Si fece ancora più seria «Vattene!»
Fece un primo passo
indietro.
«Ho detto vattene!»
Quando fu a distanza di
sicurezza mise una mano avanti con il palmo spalancato. Era la ricerca di una
trattativa che non poteva sicuramente decollare.
«Sei ancora qui?»
Non rispose. Si girò in
direzione del parcheggio e attraversò la strada senza aspettare di raggiungere
le strisce pedonali. Un’auto lo sfiorò assieme a una bestemmia.
Quando arrivò alla sua Range
Rover azionò il telecomando per l’apertura automatica delle portiere.
La fioca luce che le
frecce proiettarono in terra, sebbene solo per un paio di secondi, fu sufficiente per
fargli l’anteprima di una delle quattro gomme squarciate
La cosa peggiore del
carcere era il muro perimetrale che non finiva mai.
Per prudenza le auto dei
visitatori dovevano essere parcheggiate lontane e, tutto il tratto di strada da
percorrere prima di arrivare alla porta, lo si faceva zigzagando fra buche,
feci di cane e lordure di orina che colavano dalle pareti. Il barbone, l’unico
di tutta la zona e stranamente tollerato dalle guardie carcerarie, aveva ottenuto
con la sua presenza di fare desistere i cani nell’alzar la gamba e gli umani
nello sbottonarsi la patta. Era per quel motivo che Sara lo premiava, ad ogni
passaggio e con pietanze di volta in volta diverse.
La sala colloqui del
carcere era affine in qualche modo ad un ufficio postale degli anni '70:
barriera di vetro antiproiettile, parlatorio protetto da una fitta rete di
ferro e tante sedie allineate lungo una fila che sembrava non finire mai. La
luce forte alterava i tratti dei colloquianti, che spesso stentavano a
riconoscersi da una parte e quell’altra del cristallo.
Quel giorno il locale era
pieno più del solito, vuoi per la prossimità del Natale, vuoi per il freddo,
che intristiva i detenuti al punto tale che sollecitavano più visite possibili.

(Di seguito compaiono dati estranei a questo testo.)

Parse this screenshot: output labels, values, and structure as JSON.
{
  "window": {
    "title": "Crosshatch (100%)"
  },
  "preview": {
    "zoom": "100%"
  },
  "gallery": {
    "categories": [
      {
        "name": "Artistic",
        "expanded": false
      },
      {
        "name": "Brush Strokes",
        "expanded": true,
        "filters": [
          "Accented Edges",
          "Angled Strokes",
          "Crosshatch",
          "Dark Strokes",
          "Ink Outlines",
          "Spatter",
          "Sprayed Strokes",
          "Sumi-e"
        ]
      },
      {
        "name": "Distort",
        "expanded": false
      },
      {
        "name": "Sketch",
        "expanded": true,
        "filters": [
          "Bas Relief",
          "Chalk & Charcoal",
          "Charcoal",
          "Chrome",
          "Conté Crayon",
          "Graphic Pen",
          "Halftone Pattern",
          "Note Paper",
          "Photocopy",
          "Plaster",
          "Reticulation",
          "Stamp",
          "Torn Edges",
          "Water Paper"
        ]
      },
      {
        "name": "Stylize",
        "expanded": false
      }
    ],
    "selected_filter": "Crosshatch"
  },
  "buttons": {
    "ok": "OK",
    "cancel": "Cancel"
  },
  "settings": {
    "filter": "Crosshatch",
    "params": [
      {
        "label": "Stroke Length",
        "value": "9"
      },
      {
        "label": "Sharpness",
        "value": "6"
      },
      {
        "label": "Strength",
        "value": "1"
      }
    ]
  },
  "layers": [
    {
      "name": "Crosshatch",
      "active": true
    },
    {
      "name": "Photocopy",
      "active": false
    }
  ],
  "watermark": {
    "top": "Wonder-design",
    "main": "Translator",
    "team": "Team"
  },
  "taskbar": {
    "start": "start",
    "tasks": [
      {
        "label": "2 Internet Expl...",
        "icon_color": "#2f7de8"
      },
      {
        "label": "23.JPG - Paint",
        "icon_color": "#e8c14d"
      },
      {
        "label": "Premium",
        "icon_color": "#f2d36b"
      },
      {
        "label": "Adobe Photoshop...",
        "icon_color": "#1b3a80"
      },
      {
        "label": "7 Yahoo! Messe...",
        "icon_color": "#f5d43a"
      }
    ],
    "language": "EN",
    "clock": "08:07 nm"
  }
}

Diego si presentò pettinato di tutto punto e con la barba appena revisionata
con mano ferma. La tuta arancione, osservò Sara, gli stava un po’ larga di
spalle e cadeva con un’insopportabile grinza proprio all’altezza dell’ombelico.
Quando Diego passò dinanzi alla guardia, questa le riservò un mezzo sorriso
strappato al protocollo.
Si mise a sedere
dall’altra parte della barricata, accomodandosi su uno sgabello tenuto malignamente
basso. L’istinto di scambiarsi un saluto toccandosi le mani fu forte, ma il freddo
del metallo non fece che aumentare la
frustrazione. A fianco, un ometto tutto nervi e senza un solo capello in testa,
conferiva con la figlia di certi sviluppi della sua condanna per rapina.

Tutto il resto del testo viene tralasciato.